The system prompt may be a bit too simple, especially when using gpt-4o-mini as ...

sdesol · 2025-01-19T01:17:58 1737249478

I asked your question across multiple LLMs and had them reviewed by multiple LLMs. DeepSeek Chat said Claude 3.5 Sonnet produced an invalid command. Here is my chat.

https://beta.gitsense.com/?chats=197c53ab-86e9-43d3-92dd-df8...

Scroll to the bottom on the left window to see that Claude acknowledges that the command that DeepSeek produced was accurate. In the right window, you'll find the conversation I had with DeepSeek chat about all the commands.

I then asked all the models again if the DeepSeek generated command was correct and they all said no. And when I asked them to compare all the "correct" commands, Sonnet and DeepSeek said Sonnet was the accurate one:

https://beta.gitsense.com//?chat=47183567-c1a6-4ad5-babb-9bb...

That command did not work but I got the impression that DeepSeek could probably get me a working solution, so after telling it the errors I keep getting, it got to a point where it could write a bash script for me to get 5 equally spaced frames.

I guess the long story short is, changing the prompt probably won't be enough and you will need to constantly shop around to see which LLM will most likely give the correct response based on the question you are asking.

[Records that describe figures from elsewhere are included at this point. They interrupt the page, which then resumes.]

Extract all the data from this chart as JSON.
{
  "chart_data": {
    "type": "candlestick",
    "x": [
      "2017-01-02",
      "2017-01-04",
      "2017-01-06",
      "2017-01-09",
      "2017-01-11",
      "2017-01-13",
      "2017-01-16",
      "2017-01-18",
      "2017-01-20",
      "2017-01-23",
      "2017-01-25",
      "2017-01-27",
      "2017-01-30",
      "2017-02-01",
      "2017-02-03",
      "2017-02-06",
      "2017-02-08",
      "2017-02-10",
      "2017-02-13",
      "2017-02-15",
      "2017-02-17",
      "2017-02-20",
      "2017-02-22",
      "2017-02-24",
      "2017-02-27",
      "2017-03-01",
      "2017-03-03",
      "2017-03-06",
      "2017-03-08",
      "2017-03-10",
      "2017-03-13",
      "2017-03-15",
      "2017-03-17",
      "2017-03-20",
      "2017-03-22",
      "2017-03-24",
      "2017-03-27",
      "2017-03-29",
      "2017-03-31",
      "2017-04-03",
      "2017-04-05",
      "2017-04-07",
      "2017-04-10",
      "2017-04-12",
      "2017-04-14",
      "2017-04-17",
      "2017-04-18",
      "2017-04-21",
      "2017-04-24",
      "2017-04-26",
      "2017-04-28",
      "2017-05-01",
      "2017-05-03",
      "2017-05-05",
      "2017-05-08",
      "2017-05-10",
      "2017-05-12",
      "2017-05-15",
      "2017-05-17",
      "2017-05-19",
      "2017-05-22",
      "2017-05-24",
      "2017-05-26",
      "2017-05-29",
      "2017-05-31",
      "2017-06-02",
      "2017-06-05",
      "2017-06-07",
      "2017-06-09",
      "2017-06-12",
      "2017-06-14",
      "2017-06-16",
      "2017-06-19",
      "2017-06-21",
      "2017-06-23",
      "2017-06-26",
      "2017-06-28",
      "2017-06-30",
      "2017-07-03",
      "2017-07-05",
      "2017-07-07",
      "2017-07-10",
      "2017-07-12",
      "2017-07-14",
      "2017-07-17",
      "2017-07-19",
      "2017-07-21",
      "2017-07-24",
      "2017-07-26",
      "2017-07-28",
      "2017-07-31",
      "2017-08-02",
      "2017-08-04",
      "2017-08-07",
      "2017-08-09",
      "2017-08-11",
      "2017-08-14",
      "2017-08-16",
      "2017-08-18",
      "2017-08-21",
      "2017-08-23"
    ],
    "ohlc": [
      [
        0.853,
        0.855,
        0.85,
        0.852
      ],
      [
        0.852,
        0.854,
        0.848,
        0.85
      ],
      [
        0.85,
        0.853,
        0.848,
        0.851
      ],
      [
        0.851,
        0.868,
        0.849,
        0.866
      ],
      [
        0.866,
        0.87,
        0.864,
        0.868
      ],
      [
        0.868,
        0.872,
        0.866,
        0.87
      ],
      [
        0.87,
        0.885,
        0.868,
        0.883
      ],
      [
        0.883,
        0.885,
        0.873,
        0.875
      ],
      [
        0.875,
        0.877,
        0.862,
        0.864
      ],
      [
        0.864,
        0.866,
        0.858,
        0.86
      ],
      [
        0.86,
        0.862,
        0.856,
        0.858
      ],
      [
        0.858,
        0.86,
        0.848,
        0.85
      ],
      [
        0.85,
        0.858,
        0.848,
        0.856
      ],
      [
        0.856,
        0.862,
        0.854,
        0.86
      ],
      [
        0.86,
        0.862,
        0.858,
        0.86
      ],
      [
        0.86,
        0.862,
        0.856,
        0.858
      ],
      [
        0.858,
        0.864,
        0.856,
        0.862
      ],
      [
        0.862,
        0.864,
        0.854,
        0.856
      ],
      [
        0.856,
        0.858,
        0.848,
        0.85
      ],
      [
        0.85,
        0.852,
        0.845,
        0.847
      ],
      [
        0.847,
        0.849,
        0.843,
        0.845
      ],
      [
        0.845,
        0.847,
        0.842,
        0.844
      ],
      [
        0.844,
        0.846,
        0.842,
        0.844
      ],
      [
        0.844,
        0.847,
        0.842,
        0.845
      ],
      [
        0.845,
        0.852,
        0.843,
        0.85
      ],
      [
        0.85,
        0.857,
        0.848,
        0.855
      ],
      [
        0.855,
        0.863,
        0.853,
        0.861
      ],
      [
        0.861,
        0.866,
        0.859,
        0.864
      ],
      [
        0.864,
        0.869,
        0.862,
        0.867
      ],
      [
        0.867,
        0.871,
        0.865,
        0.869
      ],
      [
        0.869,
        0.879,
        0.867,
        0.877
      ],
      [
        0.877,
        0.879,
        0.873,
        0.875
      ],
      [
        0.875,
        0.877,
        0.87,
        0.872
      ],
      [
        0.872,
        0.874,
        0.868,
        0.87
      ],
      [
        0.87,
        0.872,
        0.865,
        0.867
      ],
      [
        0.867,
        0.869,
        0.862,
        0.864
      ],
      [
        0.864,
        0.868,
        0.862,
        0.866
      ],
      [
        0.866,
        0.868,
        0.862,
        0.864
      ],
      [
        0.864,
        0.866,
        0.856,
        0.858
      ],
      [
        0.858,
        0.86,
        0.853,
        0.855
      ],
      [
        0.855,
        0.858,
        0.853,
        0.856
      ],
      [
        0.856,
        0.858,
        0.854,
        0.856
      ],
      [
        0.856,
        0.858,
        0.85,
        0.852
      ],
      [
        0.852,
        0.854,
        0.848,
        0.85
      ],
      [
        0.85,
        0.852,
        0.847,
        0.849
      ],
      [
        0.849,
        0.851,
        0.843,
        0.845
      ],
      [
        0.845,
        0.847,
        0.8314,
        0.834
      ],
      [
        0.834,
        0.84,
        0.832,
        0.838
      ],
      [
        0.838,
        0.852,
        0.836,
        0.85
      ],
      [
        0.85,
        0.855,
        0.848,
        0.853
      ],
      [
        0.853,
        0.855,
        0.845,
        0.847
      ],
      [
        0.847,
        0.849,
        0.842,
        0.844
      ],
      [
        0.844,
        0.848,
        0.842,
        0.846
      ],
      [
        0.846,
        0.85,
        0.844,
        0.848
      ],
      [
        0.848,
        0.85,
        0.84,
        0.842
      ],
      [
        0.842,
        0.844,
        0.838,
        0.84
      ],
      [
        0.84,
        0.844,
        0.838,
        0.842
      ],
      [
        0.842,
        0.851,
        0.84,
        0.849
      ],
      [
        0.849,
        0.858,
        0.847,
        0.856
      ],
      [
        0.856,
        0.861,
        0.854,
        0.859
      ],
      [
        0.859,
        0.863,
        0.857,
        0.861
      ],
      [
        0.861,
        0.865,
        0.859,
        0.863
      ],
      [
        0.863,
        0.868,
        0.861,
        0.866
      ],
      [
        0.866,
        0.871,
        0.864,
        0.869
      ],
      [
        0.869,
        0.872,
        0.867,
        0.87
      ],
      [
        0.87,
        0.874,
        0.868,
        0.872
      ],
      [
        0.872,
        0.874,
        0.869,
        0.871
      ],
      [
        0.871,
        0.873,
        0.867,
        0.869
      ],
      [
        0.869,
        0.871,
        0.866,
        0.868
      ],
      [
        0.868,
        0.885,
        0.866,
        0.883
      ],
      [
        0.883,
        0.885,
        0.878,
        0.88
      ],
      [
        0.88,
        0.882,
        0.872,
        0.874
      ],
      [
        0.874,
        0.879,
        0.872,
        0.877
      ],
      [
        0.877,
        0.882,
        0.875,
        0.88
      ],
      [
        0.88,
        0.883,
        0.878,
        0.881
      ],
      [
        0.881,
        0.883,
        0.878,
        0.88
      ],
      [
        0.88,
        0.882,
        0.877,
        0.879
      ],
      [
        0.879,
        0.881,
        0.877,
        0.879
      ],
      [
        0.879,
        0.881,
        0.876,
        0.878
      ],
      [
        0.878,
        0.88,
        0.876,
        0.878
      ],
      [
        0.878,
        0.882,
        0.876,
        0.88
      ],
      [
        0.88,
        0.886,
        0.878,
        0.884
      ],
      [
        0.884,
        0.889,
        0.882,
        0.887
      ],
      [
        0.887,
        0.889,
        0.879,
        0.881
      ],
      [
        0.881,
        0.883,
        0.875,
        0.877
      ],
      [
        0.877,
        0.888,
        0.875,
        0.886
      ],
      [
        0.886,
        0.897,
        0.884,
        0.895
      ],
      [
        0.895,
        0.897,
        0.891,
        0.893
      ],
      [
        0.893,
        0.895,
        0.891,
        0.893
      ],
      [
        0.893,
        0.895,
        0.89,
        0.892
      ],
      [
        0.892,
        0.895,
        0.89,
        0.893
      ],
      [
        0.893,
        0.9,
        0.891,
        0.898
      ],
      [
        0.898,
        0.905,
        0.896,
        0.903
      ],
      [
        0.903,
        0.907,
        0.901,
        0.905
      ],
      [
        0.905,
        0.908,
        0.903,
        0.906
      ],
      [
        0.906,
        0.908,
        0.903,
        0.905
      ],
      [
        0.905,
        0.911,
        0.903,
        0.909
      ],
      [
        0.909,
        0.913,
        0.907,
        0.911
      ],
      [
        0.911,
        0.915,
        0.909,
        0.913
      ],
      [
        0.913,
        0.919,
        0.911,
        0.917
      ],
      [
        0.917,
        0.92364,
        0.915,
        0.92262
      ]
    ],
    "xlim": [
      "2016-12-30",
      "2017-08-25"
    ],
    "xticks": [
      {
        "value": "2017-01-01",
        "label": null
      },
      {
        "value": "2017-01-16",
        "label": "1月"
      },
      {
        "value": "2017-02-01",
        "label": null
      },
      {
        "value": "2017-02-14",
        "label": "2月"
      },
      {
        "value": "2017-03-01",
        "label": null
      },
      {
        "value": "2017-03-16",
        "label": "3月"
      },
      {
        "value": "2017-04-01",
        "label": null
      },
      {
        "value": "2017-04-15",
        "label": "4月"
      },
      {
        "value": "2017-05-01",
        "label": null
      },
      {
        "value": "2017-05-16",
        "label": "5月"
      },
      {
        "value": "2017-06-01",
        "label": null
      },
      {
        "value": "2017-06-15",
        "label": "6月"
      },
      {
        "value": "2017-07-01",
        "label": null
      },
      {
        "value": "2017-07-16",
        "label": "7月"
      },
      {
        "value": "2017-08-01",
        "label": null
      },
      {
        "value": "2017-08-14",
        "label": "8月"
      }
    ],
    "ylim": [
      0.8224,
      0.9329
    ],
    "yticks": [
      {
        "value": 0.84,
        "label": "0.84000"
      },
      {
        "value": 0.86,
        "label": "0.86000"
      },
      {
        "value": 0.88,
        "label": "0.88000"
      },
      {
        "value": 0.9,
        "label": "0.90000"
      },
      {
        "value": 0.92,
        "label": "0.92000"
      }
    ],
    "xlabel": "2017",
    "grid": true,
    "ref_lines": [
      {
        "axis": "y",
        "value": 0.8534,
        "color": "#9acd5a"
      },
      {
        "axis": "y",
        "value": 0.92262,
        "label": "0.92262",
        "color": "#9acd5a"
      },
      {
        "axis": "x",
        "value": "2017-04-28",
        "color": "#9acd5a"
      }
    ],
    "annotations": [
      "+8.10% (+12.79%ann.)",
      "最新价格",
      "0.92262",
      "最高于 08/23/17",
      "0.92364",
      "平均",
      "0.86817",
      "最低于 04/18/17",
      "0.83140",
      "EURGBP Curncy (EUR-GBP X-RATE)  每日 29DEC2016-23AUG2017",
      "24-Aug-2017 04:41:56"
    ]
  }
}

minimaxir · 2025-01-19T04:36:34 1737261394

So that last one is a hallucination: there's no `n_frames` variable for the select filter: https://ffmpeg.org/ffmpeg-filters.html#select_002c-aselect

At the least, I learnt a lot about how FFmpeg works.

sdesol · 2025-01-19T05:23:14 1737264194

Yeah, it is crazy how confidently LLMs can say something when it has never existed. Having said that, I'm still a HUGE fan of LLMs, as I know it is very unlikely that multiple LLMs will brain fart at the same time. If you know how to navigate things, you will get a solution much faster than you probably would have in the past.

gbin · 2025-01-19T10:54:24 1737284064

As a user it feels that you get cosy with stuff they know and you gain a lot of time until you hit something they don't and you lose more time than the sum you gain from the beginning because finally you have to learn everything and more to be able to understand how the LLM put you on the wrong track.

The black swan for LLM in a sense.

sdesol · 2025-01-19T17:32:26 1737307946

That is why I always go in with a mistrust mindset and why I am building my chat app this way. If accuracy is important and if I am unfamiliar with something, I mainly use LLMs as a compass and rely on them to tell me when another LLM (including itself) is wrong. I'm pretty sure I will learn the wrong things over time, but these wrong things in my mind are not critical.